Year: Third-year senior
Hometown: Menomonee Falls, WI
Why did you choose to major in German?
I chose to major in German because my grandparents came over from Mannheim, DE when they were in their twenties. I keep the trunk Oma had on her first trip to America in my room. She and Opa are two of my closest friends. I find the German language beautiful and had always wanted a way to better connect with them and our heritage.
What has been your favorite part of your experience in the department?
It has always been clear that GSD aims to help their students excel. During my fourth and favorite semester, I was enrolled in five GER and GSD courses in preparation for my summer internships on the Baltic coast in Warnemünde and Rostock. My time overseas was a direct result of being a cast member in Professor Matthias Rothe’s GSD theater project: "Play Money Play Brecht: Joe Fleischacker Variations." To help accommodate my internship, I received a Max Kade Travel Grant from GSD. Recognized by GSD for "Superior Achievements in the Study of German Language, Literature and Culture," the College of Liberal Arts granted me the Selmer Birkelo Scholarship for Academic Excellence. As a GSD student, I have been presented with many different opportunities. I was able to publish an essay from a GSD course through California Polytechnic State University's German Scholarship Journal, serve on the GSD Steering Committee, present two papers at the University's Undergraduate Interdisciplinary Conference, and speak at both the College of Liberal Arts Language Alumni Reunion and College in the Schools Field Day.
Are you pursuing any minors, internships, or fields of interest outside your GSD major? How do you feel they enhance your studies in GSD and/or your career plans?
This semester, I began and completed a translation minor through the Program in Translation and Interpreting. I wanted to continue working with German, but needed another semester to graduate. My internship involved a lot of translation work, so I was so grateful for a chance to continue working with the language and learn more about the field.

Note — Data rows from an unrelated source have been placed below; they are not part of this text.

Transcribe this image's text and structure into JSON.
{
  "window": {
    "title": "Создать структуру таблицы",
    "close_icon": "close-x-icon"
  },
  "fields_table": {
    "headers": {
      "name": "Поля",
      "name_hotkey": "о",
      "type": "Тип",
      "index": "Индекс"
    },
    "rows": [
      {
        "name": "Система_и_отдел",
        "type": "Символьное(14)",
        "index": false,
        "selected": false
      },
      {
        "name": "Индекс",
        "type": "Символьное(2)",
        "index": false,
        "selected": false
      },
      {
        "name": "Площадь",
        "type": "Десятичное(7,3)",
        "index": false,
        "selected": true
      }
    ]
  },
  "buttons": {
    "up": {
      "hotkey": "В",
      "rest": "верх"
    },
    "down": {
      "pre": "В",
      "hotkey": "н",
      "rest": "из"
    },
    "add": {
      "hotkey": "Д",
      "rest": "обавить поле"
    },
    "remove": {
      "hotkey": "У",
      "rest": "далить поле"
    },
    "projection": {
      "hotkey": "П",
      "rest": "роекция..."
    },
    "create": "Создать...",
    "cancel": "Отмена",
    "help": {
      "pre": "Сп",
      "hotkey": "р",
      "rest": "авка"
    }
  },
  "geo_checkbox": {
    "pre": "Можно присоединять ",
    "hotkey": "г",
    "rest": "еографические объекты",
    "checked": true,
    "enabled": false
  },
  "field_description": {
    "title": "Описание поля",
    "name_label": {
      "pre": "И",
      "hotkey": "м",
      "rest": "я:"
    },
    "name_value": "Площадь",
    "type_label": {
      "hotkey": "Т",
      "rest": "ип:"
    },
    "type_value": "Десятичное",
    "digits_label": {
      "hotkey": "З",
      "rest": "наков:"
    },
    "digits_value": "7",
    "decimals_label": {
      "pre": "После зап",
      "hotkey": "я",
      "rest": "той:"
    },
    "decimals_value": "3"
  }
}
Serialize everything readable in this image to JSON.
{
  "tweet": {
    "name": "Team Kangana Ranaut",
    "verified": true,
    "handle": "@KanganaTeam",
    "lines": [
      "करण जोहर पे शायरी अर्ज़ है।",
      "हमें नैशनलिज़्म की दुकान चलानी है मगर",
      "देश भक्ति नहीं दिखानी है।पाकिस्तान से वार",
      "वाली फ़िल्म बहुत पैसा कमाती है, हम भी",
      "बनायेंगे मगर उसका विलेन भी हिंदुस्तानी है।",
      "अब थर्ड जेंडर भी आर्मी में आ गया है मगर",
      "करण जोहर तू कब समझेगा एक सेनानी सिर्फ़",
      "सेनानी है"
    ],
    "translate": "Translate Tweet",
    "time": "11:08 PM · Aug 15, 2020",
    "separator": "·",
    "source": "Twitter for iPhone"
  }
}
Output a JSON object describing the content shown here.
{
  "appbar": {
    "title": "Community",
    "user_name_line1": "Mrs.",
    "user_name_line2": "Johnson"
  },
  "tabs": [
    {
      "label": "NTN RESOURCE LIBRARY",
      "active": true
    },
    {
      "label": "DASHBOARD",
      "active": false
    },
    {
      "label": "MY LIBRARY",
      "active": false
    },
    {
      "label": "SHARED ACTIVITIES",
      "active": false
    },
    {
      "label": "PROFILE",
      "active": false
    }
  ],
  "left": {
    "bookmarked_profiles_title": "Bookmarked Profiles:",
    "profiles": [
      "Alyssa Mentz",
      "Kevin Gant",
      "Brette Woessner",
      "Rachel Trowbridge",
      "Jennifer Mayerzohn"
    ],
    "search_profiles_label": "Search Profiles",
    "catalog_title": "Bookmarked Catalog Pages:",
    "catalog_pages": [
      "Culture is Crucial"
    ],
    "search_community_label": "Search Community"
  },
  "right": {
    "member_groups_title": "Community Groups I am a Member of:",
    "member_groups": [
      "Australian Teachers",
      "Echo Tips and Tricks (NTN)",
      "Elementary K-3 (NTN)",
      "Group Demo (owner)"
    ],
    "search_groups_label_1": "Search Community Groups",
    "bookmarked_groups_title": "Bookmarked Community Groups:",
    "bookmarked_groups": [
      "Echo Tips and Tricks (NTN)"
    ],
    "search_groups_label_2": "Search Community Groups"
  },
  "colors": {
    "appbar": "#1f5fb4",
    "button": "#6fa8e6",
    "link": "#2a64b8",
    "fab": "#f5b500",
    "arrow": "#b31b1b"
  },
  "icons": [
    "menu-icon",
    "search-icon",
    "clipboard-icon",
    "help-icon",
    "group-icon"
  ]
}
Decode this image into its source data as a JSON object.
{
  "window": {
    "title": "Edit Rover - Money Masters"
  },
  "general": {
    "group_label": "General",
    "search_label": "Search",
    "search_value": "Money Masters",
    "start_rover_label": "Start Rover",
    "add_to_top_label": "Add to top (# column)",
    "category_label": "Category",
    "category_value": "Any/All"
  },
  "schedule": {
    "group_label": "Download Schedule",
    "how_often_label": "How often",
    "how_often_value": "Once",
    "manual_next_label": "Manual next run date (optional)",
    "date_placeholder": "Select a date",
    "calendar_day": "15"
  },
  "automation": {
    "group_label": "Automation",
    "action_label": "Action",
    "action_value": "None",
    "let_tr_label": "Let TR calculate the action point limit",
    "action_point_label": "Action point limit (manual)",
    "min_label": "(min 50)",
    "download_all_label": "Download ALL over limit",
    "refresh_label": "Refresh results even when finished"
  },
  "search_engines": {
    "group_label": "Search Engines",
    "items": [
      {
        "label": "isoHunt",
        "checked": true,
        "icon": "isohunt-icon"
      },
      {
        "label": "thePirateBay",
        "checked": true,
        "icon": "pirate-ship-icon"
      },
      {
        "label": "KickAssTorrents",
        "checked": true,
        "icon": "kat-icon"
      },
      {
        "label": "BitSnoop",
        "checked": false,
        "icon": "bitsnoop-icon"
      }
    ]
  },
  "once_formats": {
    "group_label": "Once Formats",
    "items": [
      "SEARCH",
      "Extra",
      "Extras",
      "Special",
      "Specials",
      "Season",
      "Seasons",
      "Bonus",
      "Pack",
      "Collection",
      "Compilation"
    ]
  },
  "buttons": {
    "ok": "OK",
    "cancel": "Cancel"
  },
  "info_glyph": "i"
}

What is something about the GSD department that most people wouldn’t know?
Given how large the University is, most people would have a hard time understanding how tightly woven GSD is. Since GSD faculty and staff consistently go above and beyond to help those in the program, students who are passionate about traveling, writing, research, community, or volunteering do extremely well. I am convinced GSD houses some of the most creative minds on campus.
What GSD courses would you recommend for majors? For non-majors who want to take a GSD course?
For majors, I would recommend doing a major project seminar. This class helped to formulate a thesis we could be proud of within a timely manner. My favorite German courses were based in literature; these included both 19th- and 20th-century literature, reading and analysis of German literature, and medieval literature. For non-majors, I would recommend doing a topics studies course similar to the one I took with a DAAD visiting professor: Modern Image of a Gypsy in Europe. Any of GSD’s freshman seminars are a great way for new students to take a course outside of the major as well.
When you are not in class, where can you usually be found on campus?
When not in class, I am most often found at a coffee shop—most likely Bordertown Coffee, located across the street from GSD’s main office in Folwell Hall. I used to meet with GSD professors at Bordertown quite regularly and have now worked there for a year and a half.